El final de la temporada en la WSL ha dejado un nombre sobre el resto: Khadija Shaw. La delantera cerró el curso con dos goles en la victoria de Manchester City ante West Ham y volvió a colocar su futuro en el centro de la conversación, justo cuando termina contrato y el mercado empieza a moverse alrededor de la campeona.
Según The Guardian, Shaw alimentó la incertidumbre sin romper del todo el vínculo emocional con el club. Su mensaje apunta a que Manchester sigue siendo el lugar en el que quiere estar, aunque también deja claro que la decisión final no depende solo de una voluntad personal. La posible salida de la máxima goleadora reabriría una pieza clave del nuevo mapa competitivo de la liga.

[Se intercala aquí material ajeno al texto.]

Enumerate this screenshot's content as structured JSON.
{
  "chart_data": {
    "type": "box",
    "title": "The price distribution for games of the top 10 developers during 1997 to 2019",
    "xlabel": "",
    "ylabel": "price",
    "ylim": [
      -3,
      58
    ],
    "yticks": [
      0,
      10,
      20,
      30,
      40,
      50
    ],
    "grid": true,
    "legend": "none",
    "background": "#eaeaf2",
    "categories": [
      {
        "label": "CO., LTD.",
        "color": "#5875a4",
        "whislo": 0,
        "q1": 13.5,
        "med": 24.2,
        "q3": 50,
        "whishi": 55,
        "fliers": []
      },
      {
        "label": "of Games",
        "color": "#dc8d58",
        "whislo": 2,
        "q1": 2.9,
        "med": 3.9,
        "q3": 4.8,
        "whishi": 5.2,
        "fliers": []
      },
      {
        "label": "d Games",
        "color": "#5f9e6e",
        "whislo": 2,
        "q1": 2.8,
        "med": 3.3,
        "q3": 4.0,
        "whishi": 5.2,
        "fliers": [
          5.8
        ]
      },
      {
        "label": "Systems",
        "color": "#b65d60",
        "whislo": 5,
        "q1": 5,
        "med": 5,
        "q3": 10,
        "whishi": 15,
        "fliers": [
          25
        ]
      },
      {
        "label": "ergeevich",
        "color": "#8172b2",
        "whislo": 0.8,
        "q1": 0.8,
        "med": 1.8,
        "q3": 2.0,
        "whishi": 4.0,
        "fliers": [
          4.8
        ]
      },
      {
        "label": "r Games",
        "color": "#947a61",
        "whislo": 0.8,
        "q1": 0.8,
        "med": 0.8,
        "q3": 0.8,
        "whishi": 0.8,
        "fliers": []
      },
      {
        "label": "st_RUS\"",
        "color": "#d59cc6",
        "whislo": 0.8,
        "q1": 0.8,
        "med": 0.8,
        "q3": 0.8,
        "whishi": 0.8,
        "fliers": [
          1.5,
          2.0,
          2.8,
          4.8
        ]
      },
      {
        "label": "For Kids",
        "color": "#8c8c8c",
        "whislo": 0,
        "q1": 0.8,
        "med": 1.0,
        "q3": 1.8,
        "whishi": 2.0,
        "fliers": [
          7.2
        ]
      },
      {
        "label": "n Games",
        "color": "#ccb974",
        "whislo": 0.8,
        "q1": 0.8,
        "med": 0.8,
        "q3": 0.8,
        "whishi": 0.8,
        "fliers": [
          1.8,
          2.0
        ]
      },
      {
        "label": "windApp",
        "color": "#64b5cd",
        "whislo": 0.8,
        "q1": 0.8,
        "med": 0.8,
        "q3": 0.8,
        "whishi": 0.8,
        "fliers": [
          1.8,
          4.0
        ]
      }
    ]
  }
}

Arsenal y Chelsea también entran en tiempo de cierre
El artículo no se queda en City. También sitúa a Arsenal y Chelsea en un momento de despedidas que altera jerarquías internas y memoria competitiva. En el club londinense, la salida de jugadoras con peso como Katie McCabe y Beth Mead apunta a una renovación de vestuario y liderazgo; en Chelsea, el adiós de Sam Kerr marca el cierre de una era enorme en términos de gol y de identidad ofensiva.
La WSL, así, termina el curso con una sensación doble: hay campeona nueva y también muchas preguntas abiertas. El mercado no solo decidirá movimientos, también definirá qué clubes consiguen sostener proyecto, talento y continuidad cuando varias de las futbolistas más determinantes del campeonato entran en fase de transición.